Thank you so much for all your help, I was finally able to make the bar plots! I simply wanted to filter out euks and archaea and in a tutorial that was made in my lab it had us make new filtered table, taxonomy and rep-seqs files then use that for all downstream analysis. I copied the code below. To my understanding, the way you did it uses the filtered table and the original taxonomy instead of the filtered taxonomy, why is that? I am a little confused why that works.

qiime taxa filter-seqs \
  --i-sequences rep-seqs.qza \
  --i-taxonomy taxonomy.qza \
  --p-exclude "d__Archaea,d__Eukaryota " \
  --p-include p__ \
  --o-filtered-sequences filt-rep-seqs.qza
  
  qiime feature-classifier classify-sklearn \
  --i-classifier /path/silva-138.2-F04-R22-classifier.qza\
  --i-reads filt-rep-seqs.qza \
  --o-classification filt-taxonomy.qza

                                               # use the absolute pathname of the trained database and assigns taxonomy to ASVs, silva better for microorganisms

qiime metadata tabulate \
  --m-input-file filt-taxonomy.qza \
  --o-visualization VIEWABLE_filt-taxonomy.qzv   
  
     # makes viewable taxonomy file


qiime taxa filter-table \
  --i-table table.qza \
  --i-taxonomy taxonomy.qza \
  --p-exclude "d__Archaea,d__Eukaryota " \
  --o-filtered-table table_filtered.qza

qiime taxa barplot \
  --i-table table_filtered.qza \
  --i-taxonomy taxonomy.qza \
  --o-visualization VIEWABLE_table_filtered_barplots.qzv

This is my full code, is making a filt-taxonomy file redundant?

Hi @mainly.microbe,
Good question. It basically comes down to trying to simplify data management for users.

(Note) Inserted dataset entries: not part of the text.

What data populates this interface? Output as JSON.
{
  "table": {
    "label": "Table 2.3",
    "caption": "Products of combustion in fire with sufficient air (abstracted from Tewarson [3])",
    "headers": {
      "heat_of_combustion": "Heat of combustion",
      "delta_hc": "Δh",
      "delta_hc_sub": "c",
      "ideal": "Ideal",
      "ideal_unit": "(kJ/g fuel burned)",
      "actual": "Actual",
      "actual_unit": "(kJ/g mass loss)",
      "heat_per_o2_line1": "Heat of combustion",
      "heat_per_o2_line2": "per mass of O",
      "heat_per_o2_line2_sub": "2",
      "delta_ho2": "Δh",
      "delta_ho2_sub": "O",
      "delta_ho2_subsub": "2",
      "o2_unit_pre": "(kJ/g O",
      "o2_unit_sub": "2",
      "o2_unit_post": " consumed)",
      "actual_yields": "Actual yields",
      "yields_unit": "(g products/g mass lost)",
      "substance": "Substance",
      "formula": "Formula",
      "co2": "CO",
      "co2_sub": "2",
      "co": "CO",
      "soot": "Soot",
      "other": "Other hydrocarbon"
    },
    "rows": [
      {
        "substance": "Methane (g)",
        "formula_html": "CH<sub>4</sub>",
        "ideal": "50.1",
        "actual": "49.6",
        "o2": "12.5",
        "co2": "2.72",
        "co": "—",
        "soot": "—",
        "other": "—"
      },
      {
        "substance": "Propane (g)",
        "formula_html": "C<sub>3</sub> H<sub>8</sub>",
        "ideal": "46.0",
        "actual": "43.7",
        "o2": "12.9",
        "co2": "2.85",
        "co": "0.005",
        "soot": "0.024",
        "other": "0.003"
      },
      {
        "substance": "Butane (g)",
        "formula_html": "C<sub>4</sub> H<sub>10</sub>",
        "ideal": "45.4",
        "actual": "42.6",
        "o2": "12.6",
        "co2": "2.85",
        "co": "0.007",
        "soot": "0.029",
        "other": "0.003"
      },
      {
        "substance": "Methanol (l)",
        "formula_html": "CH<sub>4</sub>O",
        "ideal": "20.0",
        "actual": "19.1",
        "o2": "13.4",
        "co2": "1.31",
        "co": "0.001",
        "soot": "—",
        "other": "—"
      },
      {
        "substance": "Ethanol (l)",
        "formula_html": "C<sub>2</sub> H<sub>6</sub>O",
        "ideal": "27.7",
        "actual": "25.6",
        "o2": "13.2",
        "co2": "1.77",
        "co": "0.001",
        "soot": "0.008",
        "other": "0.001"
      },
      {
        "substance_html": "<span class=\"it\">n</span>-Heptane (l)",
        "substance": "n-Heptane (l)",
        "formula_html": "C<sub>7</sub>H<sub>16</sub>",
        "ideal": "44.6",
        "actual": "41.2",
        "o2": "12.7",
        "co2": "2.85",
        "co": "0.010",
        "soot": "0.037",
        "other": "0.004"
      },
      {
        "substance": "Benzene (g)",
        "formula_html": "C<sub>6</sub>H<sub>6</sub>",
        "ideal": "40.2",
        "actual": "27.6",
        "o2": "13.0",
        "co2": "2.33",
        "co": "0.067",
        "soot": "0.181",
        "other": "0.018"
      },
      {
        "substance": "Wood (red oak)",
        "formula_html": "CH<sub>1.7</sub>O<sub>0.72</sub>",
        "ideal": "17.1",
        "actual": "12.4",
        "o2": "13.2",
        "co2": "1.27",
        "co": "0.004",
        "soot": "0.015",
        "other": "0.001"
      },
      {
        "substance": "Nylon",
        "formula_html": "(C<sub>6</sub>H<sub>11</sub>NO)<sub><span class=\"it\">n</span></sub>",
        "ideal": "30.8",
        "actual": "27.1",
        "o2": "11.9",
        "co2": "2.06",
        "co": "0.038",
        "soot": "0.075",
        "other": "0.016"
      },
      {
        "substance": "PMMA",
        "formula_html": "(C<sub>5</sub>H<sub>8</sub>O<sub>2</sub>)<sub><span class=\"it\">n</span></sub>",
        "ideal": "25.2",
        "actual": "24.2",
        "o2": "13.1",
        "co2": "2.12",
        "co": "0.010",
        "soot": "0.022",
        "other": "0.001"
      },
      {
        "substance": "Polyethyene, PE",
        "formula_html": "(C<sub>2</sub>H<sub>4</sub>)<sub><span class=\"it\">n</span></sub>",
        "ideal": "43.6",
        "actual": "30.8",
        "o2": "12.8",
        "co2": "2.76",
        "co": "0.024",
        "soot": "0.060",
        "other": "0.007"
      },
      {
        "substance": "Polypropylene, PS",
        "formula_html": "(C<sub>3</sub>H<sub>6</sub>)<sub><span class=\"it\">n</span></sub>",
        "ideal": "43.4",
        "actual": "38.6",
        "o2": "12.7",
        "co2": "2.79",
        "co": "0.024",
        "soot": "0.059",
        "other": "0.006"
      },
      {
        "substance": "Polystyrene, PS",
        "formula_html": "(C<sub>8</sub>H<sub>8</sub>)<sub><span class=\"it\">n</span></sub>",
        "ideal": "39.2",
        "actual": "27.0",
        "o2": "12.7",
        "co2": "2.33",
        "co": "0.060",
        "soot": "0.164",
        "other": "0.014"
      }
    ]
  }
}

We tend to think of the information in these other artifacts (FeatureData[Taxonomy], FeatureData[Sequence], Phylogeny) as annotations of the features in a feature table - similar to how we think of sample metadata. Since feature tables tend to get filtered in various ways (on both the sample and feature axes), allowing the ids represented in these other artifacts to be a superset of the ones represented in the feature table prevents the need for lots of filtered versions of the other artifacts. For example, you might have two or three different feature tables that you're working with, but if they all use the same FeatureData[Taxonomy] artifact, that's easier to keep track of and the extra annotations in the FeatureData[Taxonomy] just get ignored. Same goes with sample metadata: there can be extra sample ids in there with respect to a feature table, but all sample ids represented in feature table must be present in the metadata.

2 Likes

This topic was automatically closed 31 days after the last reply. New replies are no longer allowed.